Trouver des erreurs dans un code ne dévalorise pas ses auteurs. Consulter, vérifier le code se comprend comme la révision par les pairs, telle que pratiquée dans la publication scientifique. Il est normal de trouver des erreurs. Les programmeurs scientifiques sont des êtres humains.
Limites identifiées
Sur le principe de la reproductibilité, tout le monde est d'accord : mais comment la rendre possible en pratique ?
Il y a un manque d'outils et d'espaces pour mettre à disposition code et données.
Il y a un manque de culture commune sur les limitations du calcul scientifique.
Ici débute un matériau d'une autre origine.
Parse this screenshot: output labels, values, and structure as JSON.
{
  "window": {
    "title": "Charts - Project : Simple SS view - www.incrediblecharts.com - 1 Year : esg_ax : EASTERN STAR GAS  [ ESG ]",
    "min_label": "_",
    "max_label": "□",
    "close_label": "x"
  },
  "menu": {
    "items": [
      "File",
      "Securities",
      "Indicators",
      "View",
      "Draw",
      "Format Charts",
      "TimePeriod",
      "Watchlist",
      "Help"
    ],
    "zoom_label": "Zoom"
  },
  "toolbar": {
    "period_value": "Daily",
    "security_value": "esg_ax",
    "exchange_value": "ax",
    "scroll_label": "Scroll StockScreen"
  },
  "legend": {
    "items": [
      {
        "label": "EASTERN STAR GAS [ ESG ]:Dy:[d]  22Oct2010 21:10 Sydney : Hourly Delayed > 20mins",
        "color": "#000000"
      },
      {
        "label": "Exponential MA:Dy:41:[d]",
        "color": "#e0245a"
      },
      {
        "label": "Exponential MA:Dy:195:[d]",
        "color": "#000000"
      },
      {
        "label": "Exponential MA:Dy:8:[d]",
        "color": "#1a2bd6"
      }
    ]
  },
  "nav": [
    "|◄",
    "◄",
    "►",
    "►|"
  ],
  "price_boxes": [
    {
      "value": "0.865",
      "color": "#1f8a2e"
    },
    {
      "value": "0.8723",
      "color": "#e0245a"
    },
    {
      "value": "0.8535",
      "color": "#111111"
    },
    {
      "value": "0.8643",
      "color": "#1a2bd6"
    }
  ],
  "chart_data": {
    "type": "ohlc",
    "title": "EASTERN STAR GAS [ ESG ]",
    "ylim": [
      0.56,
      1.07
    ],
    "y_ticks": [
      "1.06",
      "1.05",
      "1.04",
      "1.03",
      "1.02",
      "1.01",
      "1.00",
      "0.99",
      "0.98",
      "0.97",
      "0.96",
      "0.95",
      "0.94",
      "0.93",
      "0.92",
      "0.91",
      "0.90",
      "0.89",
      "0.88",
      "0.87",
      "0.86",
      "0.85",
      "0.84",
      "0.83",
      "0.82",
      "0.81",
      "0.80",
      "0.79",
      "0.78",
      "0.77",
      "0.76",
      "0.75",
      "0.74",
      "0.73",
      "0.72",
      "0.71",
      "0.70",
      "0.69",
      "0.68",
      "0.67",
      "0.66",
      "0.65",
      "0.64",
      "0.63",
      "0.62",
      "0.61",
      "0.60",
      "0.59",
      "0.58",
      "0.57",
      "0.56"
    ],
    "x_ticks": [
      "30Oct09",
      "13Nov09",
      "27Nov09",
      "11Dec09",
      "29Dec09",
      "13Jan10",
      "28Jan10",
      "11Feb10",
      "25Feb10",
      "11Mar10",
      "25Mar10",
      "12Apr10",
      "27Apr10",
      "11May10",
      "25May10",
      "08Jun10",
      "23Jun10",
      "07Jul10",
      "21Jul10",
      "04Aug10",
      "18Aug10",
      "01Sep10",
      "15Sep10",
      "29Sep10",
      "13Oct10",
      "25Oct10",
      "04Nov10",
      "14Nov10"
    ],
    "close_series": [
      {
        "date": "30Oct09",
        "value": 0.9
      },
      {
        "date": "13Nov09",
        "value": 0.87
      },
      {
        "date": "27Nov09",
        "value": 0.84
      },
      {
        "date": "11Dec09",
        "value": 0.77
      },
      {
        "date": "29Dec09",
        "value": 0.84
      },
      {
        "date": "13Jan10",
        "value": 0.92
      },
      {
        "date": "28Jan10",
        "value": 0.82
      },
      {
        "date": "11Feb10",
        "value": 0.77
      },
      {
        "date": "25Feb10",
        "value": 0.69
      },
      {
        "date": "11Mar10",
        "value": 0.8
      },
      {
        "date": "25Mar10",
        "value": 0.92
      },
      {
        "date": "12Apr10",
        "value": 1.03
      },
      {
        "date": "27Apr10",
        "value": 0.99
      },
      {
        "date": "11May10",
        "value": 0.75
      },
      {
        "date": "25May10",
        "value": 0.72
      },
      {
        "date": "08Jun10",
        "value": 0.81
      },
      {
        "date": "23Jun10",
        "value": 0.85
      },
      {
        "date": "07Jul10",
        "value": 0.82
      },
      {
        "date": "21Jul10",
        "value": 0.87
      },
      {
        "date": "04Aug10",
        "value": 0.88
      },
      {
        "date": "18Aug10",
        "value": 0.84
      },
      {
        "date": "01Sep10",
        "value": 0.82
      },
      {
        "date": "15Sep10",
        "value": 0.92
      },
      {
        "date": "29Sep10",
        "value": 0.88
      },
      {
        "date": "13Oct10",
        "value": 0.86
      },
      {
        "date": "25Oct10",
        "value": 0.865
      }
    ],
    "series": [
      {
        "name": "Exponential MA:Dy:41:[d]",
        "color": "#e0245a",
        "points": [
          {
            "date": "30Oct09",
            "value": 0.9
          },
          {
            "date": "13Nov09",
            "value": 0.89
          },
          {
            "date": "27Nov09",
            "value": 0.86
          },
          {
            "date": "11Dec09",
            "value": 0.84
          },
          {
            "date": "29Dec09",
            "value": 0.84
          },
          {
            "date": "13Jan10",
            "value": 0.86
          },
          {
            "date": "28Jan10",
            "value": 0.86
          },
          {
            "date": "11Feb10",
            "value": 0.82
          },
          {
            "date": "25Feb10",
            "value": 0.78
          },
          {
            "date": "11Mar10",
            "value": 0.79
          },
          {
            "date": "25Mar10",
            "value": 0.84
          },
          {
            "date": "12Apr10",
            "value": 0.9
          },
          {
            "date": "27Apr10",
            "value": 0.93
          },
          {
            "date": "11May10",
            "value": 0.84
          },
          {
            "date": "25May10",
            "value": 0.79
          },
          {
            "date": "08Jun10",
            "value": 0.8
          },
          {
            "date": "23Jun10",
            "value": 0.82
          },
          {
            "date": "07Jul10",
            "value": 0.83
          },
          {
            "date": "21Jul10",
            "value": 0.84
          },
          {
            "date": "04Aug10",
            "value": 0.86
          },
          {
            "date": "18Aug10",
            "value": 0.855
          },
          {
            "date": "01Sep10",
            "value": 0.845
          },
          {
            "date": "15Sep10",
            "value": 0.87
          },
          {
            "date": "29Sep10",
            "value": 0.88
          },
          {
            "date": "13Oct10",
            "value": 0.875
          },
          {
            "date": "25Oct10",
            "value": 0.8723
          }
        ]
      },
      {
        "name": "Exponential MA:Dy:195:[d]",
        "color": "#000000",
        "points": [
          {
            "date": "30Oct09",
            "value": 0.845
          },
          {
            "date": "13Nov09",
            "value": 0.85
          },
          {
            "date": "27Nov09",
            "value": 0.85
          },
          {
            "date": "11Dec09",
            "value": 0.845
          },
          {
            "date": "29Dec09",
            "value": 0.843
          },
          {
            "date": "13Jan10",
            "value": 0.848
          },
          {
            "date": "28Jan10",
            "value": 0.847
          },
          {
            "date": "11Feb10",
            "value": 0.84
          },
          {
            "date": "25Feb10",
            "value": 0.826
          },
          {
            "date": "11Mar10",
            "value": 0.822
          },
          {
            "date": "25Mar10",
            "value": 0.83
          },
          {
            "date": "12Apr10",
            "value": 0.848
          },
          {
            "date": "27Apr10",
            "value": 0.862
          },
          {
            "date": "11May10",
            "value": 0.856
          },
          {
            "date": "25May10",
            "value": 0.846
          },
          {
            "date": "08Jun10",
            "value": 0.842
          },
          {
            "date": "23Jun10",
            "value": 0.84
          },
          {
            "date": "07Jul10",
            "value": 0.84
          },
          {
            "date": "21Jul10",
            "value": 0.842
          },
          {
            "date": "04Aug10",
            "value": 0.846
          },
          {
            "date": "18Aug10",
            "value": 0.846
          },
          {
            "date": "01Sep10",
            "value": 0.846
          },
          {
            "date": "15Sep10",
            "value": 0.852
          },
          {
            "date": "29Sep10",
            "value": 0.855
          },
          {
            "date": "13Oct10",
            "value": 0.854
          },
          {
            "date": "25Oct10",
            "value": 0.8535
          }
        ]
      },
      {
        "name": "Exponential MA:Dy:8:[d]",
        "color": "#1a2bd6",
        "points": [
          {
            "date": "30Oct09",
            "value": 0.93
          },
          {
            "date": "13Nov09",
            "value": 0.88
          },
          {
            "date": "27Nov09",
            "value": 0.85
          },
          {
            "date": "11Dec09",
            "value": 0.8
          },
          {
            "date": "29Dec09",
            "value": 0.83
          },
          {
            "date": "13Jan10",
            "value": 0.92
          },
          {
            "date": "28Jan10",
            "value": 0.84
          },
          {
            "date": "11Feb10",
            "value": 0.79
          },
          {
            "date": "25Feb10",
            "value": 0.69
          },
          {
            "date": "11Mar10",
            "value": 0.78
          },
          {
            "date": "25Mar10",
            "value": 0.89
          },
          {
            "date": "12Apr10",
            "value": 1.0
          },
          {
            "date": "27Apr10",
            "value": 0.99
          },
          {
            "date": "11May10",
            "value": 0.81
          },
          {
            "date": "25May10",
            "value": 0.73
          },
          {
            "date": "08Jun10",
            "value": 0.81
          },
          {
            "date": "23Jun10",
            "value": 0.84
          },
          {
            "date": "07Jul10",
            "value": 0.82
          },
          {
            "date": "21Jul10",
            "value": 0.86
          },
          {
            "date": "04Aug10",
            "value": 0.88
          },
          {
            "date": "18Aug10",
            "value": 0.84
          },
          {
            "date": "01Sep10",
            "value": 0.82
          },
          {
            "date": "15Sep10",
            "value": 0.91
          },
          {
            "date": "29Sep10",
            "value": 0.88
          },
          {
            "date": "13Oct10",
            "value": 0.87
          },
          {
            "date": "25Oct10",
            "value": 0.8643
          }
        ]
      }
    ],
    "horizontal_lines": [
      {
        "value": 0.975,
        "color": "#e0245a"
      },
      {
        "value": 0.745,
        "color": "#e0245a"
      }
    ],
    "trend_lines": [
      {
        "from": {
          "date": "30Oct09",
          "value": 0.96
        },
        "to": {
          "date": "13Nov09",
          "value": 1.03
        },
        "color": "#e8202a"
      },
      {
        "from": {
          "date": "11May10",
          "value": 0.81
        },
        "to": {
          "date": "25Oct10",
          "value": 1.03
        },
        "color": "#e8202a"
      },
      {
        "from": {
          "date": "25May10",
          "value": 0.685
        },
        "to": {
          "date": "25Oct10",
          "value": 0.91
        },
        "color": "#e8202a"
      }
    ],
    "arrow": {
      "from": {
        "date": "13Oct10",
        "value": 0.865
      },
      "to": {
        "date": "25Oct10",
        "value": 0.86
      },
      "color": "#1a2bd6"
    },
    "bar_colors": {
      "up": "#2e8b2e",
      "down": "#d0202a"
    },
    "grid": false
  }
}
Par exemple, la recherche, pourtant très active, sur la variable flottante ne pénètre pas les communautés scientifiques non informaticiennes.
Le développement de programmes dans le calcul scientifique est sous-estimé ou considéré comme ne constituant pas la recherche scientifique en tant que telle.
Propositions concrètes
Que les agences de financement adoptent les services d'hébergement avec gestion de versions. Qu'elles s'inspirent pour cela des communautés open source.
Mettre en avant l'enjeu de la reproductibilité dans l'éducation et la formation.
Que les revues scientifiques adoptent un standard permettant d'identifier facilement le degré d'accessibilité du code source. Qu'une description du matériel (hardware) et de l'environnement soit aussi associés au code source. Je me permets alors de citer cette initiative exemplaire : http://lcav.epfl.ch/reproducible_research (LCAV, EPFL, Reproducible Research).
Il faut garder à l'esprit que malgré l'ouverture du code, des données et des informations sur l'environnement, la reproductibilité ne peut être garantie. Mais en s'engageant dans une démarche volontariste d'ouverture, on met les chances de son côté pour la reproductibilité, et donc plus de progrès scientifique.